Immaginate. La macchina su cui viaggiate, un vecchio fuoristrada un po' scassato,
sta procedendo lungo una strada sconnessa e polverosa. D'un tratto arrivate a un incrocio senza alcuna indicazione. Non un cartello, niente. Il GPS non funziona. Voi venite da un lungo viaggio da Addis Abeba e dovete arrivare al confine col Kenya e poi a Nairobi. Non avete però idea da che parte dovete girare. Per fortuna c'è un chiosco, a bordo strada, dove un uomo vende bibite fresche. Ne comprate una e sporgendovi dal finestrino gli chiedete "Per Nairobi a sinistra?" L'uomo sorride, annuisce, indica a sinistra e dice "Si" Voi ringraziate e ripartite. Dopo una cinquantina di chilometri vi accorgete di aver sbagliato strada, e che avreste dovuto girare a destra.
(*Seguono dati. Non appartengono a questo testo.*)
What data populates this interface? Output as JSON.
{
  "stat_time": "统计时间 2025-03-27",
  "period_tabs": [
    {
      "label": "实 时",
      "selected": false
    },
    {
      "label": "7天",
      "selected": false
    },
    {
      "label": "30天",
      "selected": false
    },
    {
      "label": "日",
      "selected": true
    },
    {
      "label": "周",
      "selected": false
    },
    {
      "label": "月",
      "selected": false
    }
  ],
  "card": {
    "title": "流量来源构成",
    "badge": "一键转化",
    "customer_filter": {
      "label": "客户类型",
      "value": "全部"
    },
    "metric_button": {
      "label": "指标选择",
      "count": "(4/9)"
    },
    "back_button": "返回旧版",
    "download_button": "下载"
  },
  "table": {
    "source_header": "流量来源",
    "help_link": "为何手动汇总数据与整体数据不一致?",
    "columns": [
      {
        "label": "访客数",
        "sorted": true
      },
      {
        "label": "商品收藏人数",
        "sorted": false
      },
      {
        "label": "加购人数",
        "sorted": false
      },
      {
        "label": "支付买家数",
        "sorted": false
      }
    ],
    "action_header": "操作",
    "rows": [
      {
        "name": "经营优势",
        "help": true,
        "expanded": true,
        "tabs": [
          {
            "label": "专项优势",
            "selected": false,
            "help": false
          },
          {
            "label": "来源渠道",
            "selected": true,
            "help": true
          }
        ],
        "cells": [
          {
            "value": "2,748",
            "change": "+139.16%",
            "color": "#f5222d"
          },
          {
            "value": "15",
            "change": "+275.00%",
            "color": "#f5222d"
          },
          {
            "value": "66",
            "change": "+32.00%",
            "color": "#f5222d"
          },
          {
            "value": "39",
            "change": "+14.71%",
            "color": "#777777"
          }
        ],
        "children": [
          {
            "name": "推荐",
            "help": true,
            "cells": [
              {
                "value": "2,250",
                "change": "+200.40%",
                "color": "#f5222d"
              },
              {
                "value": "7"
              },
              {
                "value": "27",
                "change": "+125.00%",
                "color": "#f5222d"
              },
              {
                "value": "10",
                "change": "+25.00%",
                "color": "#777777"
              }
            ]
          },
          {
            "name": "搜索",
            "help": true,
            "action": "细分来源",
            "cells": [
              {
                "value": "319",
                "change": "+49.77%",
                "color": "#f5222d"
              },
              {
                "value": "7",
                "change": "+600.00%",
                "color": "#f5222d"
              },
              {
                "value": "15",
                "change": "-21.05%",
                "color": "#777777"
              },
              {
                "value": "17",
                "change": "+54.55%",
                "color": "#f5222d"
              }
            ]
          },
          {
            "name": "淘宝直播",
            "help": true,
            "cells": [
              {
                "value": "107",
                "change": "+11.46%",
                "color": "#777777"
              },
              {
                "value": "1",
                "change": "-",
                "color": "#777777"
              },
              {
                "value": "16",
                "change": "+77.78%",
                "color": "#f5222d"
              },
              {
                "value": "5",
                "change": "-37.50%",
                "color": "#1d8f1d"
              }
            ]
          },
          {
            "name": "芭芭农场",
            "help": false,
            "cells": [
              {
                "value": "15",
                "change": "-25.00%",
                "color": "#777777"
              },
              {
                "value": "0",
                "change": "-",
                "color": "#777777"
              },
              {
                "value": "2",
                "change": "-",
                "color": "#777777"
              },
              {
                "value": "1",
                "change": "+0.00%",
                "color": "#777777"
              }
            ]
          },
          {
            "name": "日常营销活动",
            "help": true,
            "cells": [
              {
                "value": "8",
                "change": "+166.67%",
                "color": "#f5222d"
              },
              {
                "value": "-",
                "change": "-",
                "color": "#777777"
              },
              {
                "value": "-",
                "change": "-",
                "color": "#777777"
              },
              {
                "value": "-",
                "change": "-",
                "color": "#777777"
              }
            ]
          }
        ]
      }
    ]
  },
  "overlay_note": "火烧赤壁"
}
Maledite l'uomo del chiosco e guardando il GPS cercate di capire come recuperare la situazione. Che cosa è successo? È successo che in molte culture, fra cui diverse in Africa, ad una domanda posta come quella che avete fatto voi, che richiede solo una conferma, è ritenuto scortese rispondere negativamente, smentendo così l'interlocutore. Quindi chiunque vi risponderà sempre di sì per non mancarvi di rispetto. Questa abitudine è diffusa, ad esempio, anche in Cina, e per questo molti dirigenti occidentali si trovano in difficoltà quando chiedono ai loro dipendenti se hanno fatto un determinato lavoro, o se trovano giusta l'idea che hanno appena avuto. Un'altra scena. Siete un europeo, magari di un paese del nord, e vi hanno invitato a parlare ad un convegno negli Stati Uniti. Vi apprestate a salire sul palco. Il presentatore prende il microfono e vi annuncia. Rimanete sorpresi, e un po' spiazzati quando lo sentite dire che siete un grandissimo esperto, uno dei più grandi specialisti del settore, una mente geniale. Adesso sì che siete nervosi, con tutte queste aspettative. Ribaltiamo la situazione: siete americani, siete a una conferenza in Europa. Il presentatore vi annuncia. Dice chi siete, qual è il vostro percorso accademico, le vostre pubblicazioni e poi vi lascia il microfono. Come, non siete un genio? Il più grande esperto di tutti? Siete delusi. Niente di grave. È semplicemente accaduto che, mentre negli Stati Uniti è normale esagerare, descrivendo cose e persone con superlativi, o come i migliori, "the best”, di tutti, in Europa, soprattutto al nord, è comune, essere molto più moderati.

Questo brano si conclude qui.